C’est donc l’idée de la responsabilité des décideurs, ceux qui ont le pouvoir de faire ou ne pas faire (car l’abstention peut aussi être dommageable)…qui s’impose !
J’en viens maintenant à ma 3ème idée qui est que
C’est un principe qui renvoie à l’état des connaissances et à l’expertise qu’elle soit privée ou publique
Un des défis auxquels les décideurs sont confrontés est de fonder leur décision sur un avis, une recommandation ou une expertise scientifique qui soient à la fois :
- « indépendants,
- et
- « aussi objectivement fondés que possible, élaborés à partir des connaissances disponibles et de démonstrations accompagnées d’un jugement professionnel. »
Je reprends ici la définition de l’expertise telle que donnée par le CNRS.
Une partie de la difficulté vient de ce que le jugement professionnel dont il est fait état recouvre souvent non seulement ce que l’expert sait mais aussi ce qu’il préfère, et ce, de façon plus ou moins consciente, plus ou moins volontaire…
Cela renvoie aussi au sens de la question qui est posée aux experts par les décideurs finaux et à l’interprétation donnée de la réponse par ceux qui vont l’utiliser.
Cette remarque de bon sens n’est pas aussi anodine que cela.
Ce point devrait être pris en compte.
Cela éviterait certaines ambiguïtés sur et toute demande d’expertise devrait préciser :
- qui demande ?
- qu’est-ce qu’on a demandé (sécurité, qualité du service rendu, rapport bénéfice / risque…) ?
- quels sont les effets pris en compte et avec quel horizon de temps?
- à qui l’a-t-on demandé ?
- et sur la base de quelles compétences et de quelles expériences ?
Certes ceci est complexe mais c’est parce que c’est complexe qu’on doit bien l’expliquer (du moins tenter de le faire).
J’en viens maintenant aux conditions qu’il me paraît utiles de faire vivre dans le débat public.
J’en citerai cinq :
- la transparence, elle doit avoir non seulement pour finalité de qualifier ou disqualifier un expert en cas de conflits d’intérêts mais aussi d’exposer les raisons pour lesquelles l’expert a été choisi et qualifié ;
- la collégialité, elle est de nature à conforter la confiance dans l’expertise. Elle fait présumer de la mise en œuvre d’une intelligence collective ;
- la contradiction vise, elle, à chercher « une » vérité, et est de nature à rassurer sur la prise en compte d’éléments n’allant pas tous dans le même sens ;
- le doute ; il faudrait aussi que le décideur soit capable de dire « on ne sait pas » mais « si on ne fait pas il se passera ceci ou cela », en quelque sorte le décideur final devrait être en mesure de faire prévaloir l’existence d’une option de référence (situation contrefactuelle) ; « ne rien faire a tel effet ou telle conséquence ». Autrement dit, il s’agirait de mesurer l’écart entre ce qui arriverait après la décision et ce qui serait arrivé en l’absence de décision ;
- enfin la prise en compte du temps ; le temps, marquant l’horizon à partir duquel la décision est éclairée mériterait d’être précisé et il serait utile d’indiquer d’éventuels scénarios de mise en œuvre en fonction de l’état des connaissances, des circonstances et des effets escomptés ; la fixation d’un délai de réévaluation devrait être autant que possible envisagé.

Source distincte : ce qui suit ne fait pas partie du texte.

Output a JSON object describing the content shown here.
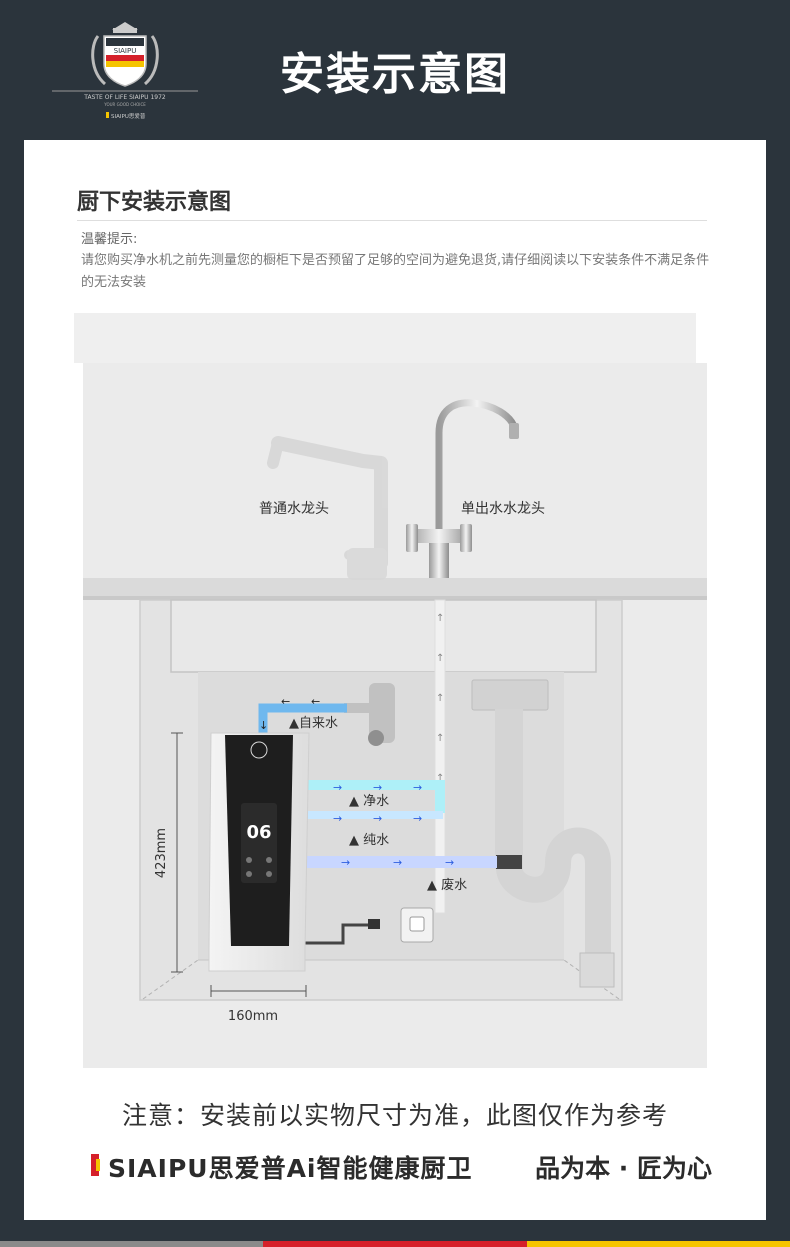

On le voit l’application du principe de précaution conduit à s’interroger non seulement sur sa portée mais aussi sur les conditions de sa mise en œuvre.
Celles que j’ai définies sont en quelque sorte, côtés scientifique et technique, le pendant de ce que l’on attend d’un bon juge, à savoir qu’il soit indépendant, qu’il fonctionne en collégialité, qu’on accepte la contradiction, qu’on fasse faisant appel au doute et qu’on accepte de revoir dans le temps ce qui a été décidé à un moment.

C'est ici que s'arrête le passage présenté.